Na sua terceira edição anual, o festival GUIdance ajuda a colmatar a asfixia de oferta cultural no norte do país na área das artes performativas, a par de outros eventos pontuais como o Circular Festival de Artes Performativas em Vila do Conde. Num passado recente, contava-se ainda a existência do Festival Trama, programado em parceria com a Fundação de Serralves, a Matéria Prima, o brrr _ Festival de Live Art, suspenso em 2012 e, num passado dolorosamente distante, o Rivoli Teatro Municipal era o epicentro da divulgação e experimentação nesta área. Neste sentido, o GUIdance, dirigindo-se a um público diversificado, tem permitido a divulgação de propostas nacionais e internacionais (algumas mais consensuais na sua recepção, outras mais experimentais), nomeadamente, de Olga Roriz, Vítor Hugo Pontes, Né Barros, Tânia Carvalho, Sofia Dias & Vítor Roriz, ou internacionais como do Australian Dance Theatre, Peeping Tom, Les Ballets C de La B, Meg Stuart/ Damage Gods, Companhia Rosas e, neste caso, como a recente e provocatória proposta de Cecilia Bengolea e François Chaignaud. Com altered natives’ Say Yes To Another Excess – TWER,  Bengolea, Chaignaud e os restantes três performers Ana Pi, Elisa Yvelin e o voguer, Alex Mugler desafiaram, uma vez mais, o público a tornar-se voyeur de “outros excessos”.

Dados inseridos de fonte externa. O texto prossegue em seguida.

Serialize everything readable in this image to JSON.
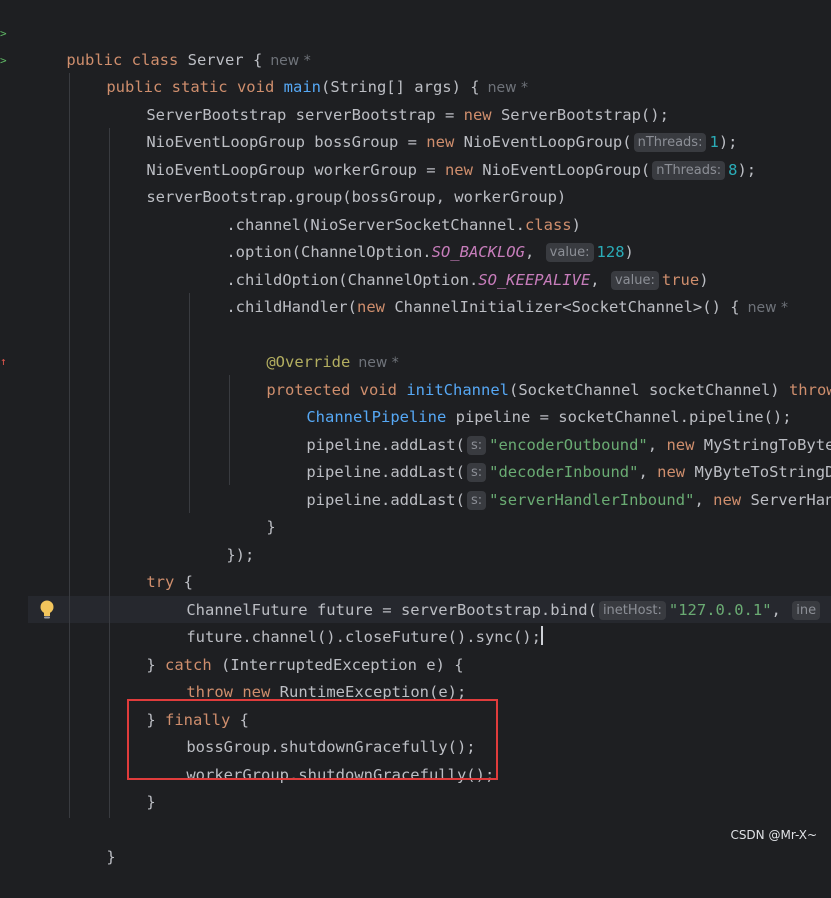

Um frio glaciar no foyer da Fábrica ASA, agora mais despojada no rescaldo de Guimarães Capital Europeia da Cultura. À medida que o público se aproximava da Black Box, o som de música electrónica vindo do interior introduzia um ritmo que fazia esquecer o corpo contraído e expectante. A performance começava ali, com a cadência a entrar pelos corpos no corredor negro da Box até ao primeiro confronto com a imagem do palco. Dois djs numa das laterais davam o som, o linóleo branco do pavimento reflectia uma luminosidade crua e os neons suspensos na teia desenhavam linhas no tecto que partiam de um ponto e se alargavam em leque, ampliando, por ilusão perspética, o palco para toda a sala. Em ambiente “disco”, os cinco performers já em cena rodopiavam sobre si mesmos e entre si, com os braços alongados perpendiculares ao corpo, e desenhavam círculos aleatórios sem cessar. Figurinos excêntricos em tom de verde fluorescente, perucas com cristas de cor e “parangolés”[1] semi-transparentes imprimiam um ambiente desconcertante a toda a cena – algo situado entre o êxtase dos derviches e a alienação abstracta de uma noite de transe.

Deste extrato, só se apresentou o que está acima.